Wants the thoughts on this? Many thanks as usual. :D
 
3/4" plywood is more than enough just make sure the press sit where the 2x4 is. You don't want the press jsut sit on the plywood without a solid support.

Trigun
 
"...need to use a reinforcement..." Usually not for a solid wood top. OSB/particle board will snap immediately. Regular washers will be enough for solid wood.
 
Some questions on mounting stuff on the bench. Is there a minimum thickness for a wood top that is recommended? How much torque to the presses develop while in motio? I was thinking of a 1 3/4 maple or birch top. Do I need to use a reinforcement type plate around the drilled areas? I have noticed some of you have this and some dont?

Wants the thoughts on this? Many thanks as usual. :D

My benchtop is 1" plywood. 3/4" is more than plenty provided you add support for the press. I "sandwiched " pieces of MDF between the 1" plywood top for the area I was mounting my press.

pressmount.jpg
 
how is the metal top for static build up while handling powders and for scale interference? Did you ground the top?
 
how is the metal top for static build up while handling powders and for scale interference? Did you ground the top?

No ground yet but I better get on that. I have a Lyman DPS & no trouble yet double check with my beam from time to time. My bench doubles as a mechanic bench so I needed the metal. But I have seen some guys use those crappy tire benches with a metal top as well.
 
From an industry point of view (not gun powder) storing flammable powders and using them on metal tables and containers the practice is to ground them. Powders can pick up static charges. The likehood of a kaboom is probably very very low, but it is a risk that you might want to think of. I have also found that static build up can cause reading errors in digital scales.

I am not saying this is the case with what you guys have. But if you can run a simple ground strap from the table to a ground it probably wouldnt do any harm.
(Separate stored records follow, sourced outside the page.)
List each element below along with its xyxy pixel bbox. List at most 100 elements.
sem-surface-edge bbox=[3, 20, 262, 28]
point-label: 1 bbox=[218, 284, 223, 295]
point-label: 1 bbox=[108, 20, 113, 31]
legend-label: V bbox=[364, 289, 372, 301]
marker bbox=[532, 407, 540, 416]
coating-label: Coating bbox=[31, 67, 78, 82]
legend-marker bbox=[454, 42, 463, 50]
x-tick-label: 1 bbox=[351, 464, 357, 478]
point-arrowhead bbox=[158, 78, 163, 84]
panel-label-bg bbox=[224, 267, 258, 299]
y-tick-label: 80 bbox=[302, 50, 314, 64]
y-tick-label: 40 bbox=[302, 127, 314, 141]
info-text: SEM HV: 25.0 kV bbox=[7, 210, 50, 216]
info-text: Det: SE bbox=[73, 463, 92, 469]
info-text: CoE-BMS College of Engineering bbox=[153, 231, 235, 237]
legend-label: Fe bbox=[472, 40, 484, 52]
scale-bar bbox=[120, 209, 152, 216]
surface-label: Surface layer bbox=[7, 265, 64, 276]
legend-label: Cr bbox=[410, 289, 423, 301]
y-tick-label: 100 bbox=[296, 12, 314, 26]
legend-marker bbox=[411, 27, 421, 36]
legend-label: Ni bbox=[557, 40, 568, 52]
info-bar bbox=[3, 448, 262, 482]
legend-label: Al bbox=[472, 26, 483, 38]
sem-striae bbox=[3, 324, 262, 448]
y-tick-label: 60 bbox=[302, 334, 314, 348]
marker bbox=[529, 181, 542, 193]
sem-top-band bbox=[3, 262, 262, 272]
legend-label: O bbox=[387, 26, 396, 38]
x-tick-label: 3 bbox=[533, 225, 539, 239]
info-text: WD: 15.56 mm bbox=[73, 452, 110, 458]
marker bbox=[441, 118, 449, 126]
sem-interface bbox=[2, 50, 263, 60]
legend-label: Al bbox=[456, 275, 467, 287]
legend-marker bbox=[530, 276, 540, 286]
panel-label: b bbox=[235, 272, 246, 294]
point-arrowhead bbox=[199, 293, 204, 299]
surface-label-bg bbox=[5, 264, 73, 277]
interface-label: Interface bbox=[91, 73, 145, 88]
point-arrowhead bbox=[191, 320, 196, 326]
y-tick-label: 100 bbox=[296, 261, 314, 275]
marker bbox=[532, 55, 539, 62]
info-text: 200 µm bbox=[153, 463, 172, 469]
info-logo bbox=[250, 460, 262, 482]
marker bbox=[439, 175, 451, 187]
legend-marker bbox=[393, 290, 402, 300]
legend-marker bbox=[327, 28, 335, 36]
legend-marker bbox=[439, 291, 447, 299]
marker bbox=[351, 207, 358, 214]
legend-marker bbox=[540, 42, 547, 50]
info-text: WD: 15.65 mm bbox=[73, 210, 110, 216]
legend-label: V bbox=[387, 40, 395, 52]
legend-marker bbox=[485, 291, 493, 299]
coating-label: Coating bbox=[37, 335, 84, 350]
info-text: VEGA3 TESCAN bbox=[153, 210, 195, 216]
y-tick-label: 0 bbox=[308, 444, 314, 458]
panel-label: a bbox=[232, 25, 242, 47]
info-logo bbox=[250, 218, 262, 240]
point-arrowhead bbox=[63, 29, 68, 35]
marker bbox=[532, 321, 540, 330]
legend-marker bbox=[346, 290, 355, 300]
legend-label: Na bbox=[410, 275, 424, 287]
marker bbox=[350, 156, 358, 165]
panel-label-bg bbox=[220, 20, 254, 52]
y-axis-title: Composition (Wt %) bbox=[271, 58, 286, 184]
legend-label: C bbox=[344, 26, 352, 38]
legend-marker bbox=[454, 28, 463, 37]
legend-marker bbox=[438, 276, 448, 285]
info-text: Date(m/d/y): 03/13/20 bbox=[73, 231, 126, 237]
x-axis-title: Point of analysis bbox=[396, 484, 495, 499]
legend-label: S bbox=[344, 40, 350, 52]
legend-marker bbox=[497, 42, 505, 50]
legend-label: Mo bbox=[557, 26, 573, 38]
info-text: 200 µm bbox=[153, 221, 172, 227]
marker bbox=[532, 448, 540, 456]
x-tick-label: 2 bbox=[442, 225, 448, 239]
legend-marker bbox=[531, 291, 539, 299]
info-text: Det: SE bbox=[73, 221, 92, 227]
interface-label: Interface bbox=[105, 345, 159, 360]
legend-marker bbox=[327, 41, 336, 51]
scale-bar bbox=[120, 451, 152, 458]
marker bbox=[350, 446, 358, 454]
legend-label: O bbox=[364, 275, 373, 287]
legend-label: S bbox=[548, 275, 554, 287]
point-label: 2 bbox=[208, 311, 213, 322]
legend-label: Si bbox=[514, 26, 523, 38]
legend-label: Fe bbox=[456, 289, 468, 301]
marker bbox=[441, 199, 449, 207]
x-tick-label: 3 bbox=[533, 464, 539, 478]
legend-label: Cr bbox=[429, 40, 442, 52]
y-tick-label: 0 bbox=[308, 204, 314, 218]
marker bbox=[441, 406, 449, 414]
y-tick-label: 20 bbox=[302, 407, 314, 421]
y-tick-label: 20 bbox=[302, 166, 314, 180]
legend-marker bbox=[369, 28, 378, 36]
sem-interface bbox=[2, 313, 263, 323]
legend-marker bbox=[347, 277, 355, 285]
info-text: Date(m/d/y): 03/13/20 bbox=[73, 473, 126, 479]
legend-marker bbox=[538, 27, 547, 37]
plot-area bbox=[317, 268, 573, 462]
Sometimes its a series of variables that cause an incident. Carpeted rooms, dry weather, primer residues on the table.
 
What do you ground it to?

Water main, electrical ground, conduit. Depends what is available. For my work tables I put a simple fastener to the back frame area, run wire to a main ground and it works fine. For steel drums and stuff I use retractable cables with metal aligator clamps. You can probably ground to your outlet box I would think- my 110V electrial knowledge is abit iffy though, I am use to working with 460 or 575 stuff.

I work with alot of conductive powders so this is a regular concern.

Any place you attach a strap just make sure its bear metal and the contact is nice and tight. Its more basic then you think.